The film makes the curious, yet conscious decision of not letting us get to know any characters very well. This is not a movie where the soldiers have colorful personalities or share pictures of their loved ones. That's because this isn't a film about saving a few lives, this is a film about saving thousands of lives. It wants to buck the convention of having us care so much about our heroes that everyone else seems expendable. The unfortunate tradeoff is that the film sacrifices a lot of its humanity and heart treating its characters so impersonally.
The film's strength is not with its characters or its script, but with its action and its tension. As weary as I am of over-praising the film, it is not an exaggeration to say that it is almost certainly going to win an Oscar for its sound effects. The noise is absolutely brutal, in a way appropriate for a war film. Gunshots, explosions, zooming planes, and various form of crashing water practically provide the soundtrack to the film, that is aside from Hans Zimmer's pulse-pounding score. There's little humor to be found in this movie, but one of the few exceptions is that every now and then the score will slow down only to pick up again seconds later when the characters realize there's no time to rest.

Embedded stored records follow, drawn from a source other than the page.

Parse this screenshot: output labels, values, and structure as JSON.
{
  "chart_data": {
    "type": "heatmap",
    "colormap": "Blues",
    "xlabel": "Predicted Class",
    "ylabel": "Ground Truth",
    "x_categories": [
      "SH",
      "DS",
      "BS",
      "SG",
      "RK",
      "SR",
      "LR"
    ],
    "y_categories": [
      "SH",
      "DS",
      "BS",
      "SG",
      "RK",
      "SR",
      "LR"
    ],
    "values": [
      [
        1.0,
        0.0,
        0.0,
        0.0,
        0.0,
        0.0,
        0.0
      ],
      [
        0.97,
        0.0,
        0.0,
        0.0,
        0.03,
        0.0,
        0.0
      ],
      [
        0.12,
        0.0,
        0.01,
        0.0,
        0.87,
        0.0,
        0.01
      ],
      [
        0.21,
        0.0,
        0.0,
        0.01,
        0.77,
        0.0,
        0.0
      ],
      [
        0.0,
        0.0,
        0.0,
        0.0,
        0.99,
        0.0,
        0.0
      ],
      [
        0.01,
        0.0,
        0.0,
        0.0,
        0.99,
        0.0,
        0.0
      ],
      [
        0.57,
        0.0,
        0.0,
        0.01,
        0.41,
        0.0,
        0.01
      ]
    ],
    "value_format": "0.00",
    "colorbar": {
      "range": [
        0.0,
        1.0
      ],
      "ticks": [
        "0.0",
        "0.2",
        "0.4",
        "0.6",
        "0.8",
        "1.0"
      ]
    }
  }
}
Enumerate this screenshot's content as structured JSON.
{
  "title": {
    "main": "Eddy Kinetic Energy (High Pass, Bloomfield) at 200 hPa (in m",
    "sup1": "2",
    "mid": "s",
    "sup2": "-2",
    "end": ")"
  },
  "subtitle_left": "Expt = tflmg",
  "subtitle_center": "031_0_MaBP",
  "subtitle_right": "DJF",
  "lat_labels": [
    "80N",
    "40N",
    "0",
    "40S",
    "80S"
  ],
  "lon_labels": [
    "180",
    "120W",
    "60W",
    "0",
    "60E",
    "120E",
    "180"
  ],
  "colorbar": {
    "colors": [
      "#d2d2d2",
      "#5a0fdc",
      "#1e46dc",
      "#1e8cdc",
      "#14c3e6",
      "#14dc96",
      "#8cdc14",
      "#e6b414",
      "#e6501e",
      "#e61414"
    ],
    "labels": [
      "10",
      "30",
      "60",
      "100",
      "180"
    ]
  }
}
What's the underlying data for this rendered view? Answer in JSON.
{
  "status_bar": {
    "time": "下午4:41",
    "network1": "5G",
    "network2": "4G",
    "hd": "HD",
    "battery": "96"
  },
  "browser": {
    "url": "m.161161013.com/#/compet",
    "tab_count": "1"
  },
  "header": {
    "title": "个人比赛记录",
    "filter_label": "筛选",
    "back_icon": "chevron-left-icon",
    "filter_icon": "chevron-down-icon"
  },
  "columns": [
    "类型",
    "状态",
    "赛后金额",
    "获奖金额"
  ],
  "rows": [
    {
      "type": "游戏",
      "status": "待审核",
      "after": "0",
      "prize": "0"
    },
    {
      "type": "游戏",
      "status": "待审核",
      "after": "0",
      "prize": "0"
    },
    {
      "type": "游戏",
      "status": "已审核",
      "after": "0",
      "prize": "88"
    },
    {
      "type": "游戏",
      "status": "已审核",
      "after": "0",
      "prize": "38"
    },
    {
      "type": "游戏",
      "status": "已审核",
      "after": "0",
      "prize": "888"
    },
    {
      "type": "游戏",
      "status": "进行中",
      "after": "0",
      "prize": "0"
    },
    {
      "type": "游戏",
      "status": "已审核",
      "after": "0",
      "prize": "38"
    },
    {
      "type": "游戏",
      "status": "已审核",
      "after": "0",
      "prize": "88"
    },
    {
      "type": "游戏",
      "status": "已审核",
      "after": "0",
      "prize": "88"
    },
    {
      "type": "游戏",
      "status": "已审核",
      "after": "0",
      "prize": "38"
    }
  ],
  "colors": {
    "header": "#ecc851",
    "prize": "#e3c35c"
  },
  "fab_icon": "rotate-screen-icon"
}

"Dunkirk" is a superior film, for the most part. I did have a hard time accepting its lack of character development and surprisingly short running time (kind of hard to create an environment of utter despair when the film is rushing toward a conclusion one way or another), but I can see where those issues might not bother people. I don't think EW.com should have declared this the best movie of the year so far in a headline like it's an objective truth, but I also don't fault Chris Nashawaty for having that opinion. The film is certainly a welcome break from the comic book movies and other franchise pieces that have dominated the release calendar this year. By all means see it for yourself and decide whether or not it deserves to be called the best.
Two and a Half Stars out of Five.
"Dunkirk" is rated PG-13 for intense war experience and some language. Its running time is 106 minutes.